Revisiting My Twitter Harvesting Code

Despite having suffered a catastrophic/unrecoverable hard-disk failure on the (unbacked up) machine I had my Twitter harvesting notebooks (and cached data database) on, I did manage to find a reasonably current version of the code (via Github gists and Dropbox) and spent a few evening hours tinkering with over the last ten days or so.

So as a quick to note-to-self, here’s a list of the functions I currently have to hand:

  • search for users using a recent search terms: get a list of users recently using a particular term or phrase;
  • search for users using a recent hashtag: get a list of users recently using a particular hashtag;
  • generate maps of folk commonly followed by users of the searchterm/tag: from the term or tag userlist, find the folk commonly followed by those users and generate a network edge list;
  • get members of a list: get a list of the members of a particular list;
  • get lists a person is a member of: get a list of the lists a user is a member of; optionally limit to lists with more than a certain number of followers;
  • triangulate lists: find lists that several specified users are a member of, thresholded (so e.g. lists where at least 3 of 5 people mentioned are on the list); also limit by minimum number of subscribers to list (so we can ignore lists with no subscribers etc).
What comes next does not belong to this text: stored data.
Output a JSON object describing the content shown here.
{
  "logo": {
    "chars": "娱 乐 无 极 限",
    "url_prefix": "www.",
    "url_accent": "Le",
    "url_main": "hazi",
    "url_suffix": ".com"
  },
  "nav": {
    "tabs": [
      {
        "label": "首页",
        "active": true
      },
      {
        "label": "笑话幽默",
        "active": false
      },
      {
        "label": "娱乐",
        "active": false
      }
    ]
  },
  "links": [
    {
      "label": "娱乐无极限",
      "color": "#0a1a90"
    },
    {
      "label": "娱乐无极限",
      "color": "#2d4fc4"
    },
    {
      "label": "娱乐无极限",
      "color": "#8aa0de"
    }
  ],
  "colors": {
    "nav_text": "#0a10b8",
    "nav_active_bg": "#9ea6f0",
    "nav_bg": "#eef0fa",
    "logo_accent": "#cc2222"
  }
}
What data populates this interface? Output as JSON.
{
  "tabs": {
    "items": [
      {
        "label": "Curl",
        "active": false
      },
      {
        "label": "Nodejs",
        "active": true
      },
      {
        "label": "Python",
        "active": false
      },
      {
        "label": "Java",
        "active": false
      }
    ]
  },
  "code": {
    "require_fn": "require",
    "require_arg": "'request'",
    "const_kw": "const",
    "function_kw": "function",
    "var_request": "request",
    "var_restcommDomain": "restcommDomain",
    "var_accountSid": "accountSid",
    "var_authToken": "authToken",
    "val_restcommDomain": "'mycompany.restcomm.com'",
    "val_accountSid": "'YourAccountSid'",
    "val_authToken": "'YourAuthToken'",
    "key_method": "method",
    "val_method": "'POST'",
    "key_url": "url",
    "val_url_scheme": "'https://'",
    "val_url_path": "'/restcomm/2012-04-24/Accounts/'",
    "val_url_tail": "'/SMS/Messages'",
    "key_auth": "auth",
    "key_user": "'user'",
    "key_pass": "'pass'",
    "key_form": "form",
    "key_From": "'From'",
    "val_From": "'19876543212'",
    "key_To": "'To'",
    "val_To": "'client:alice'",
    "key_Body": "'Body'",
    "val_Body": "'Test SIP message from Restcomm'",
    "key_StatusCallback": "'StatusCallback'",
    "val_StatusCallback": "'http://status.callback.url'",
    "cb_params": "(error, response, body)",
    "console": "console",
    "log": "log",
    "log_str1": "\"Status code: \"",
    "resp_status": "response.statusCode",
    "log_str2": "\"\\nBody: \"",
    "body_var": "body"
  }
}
List triangulation can be applied to lists of users e.g. folk using a particular hashtag; so we have a route to finding lists that may be topically related to a particular tag;
  • download members of lists a specified user is a member of: for the lists a particular user is a member of, grab details of all the members of those lists’
  • get all friends/followers of a user: this can be limited to a maximum number of friends/followers (eg 5000);
  • get common friends of (sampled) followers of a user: for a particular user, get their followers, sample N of them, then find folk commonly followed by that sample; output as a graph edge list;
  • find common followers of a set of specified users: for a list of users (e.g. recent users of a particular hashtag), find folk who follow a minimum number of them, or who are followed by a minimum number of them;
  • tag user biographies using Thomson Reuters OpenCalais and IBM Alchemy APIs: this tagging can be easily applied to all users in a list, tagging their biographies one at a time

I’ve also started looking again at generating topic models around Twitter data, starting with user biographies (which so far is not very interesting!)

With these various functions, it’s easy enough to generate various combinations of emergent social positioning map. I’ve started exploring various Python libraries for clustering and laying out maps automatically, but tend to fall back to handcrafting the displays using Gephi. On the to do list is to try to automate the Gephi side, at least for a first pass, using the Gephi toolkit, though at the moment that looks like requiring that I get my head round a bit of Java. Ideally, I’d like to be able to see a Gephi endpoint (perhaps from a Gephi headless server running in a Docker container…?:-), give it a graph file and a config file, and get a PDF, SVG or PNG layout back…

I also need to do a couple of proof-of-concept one-off printed outputs for myself, like getting an ESP map printed as an A0 poster or folded map.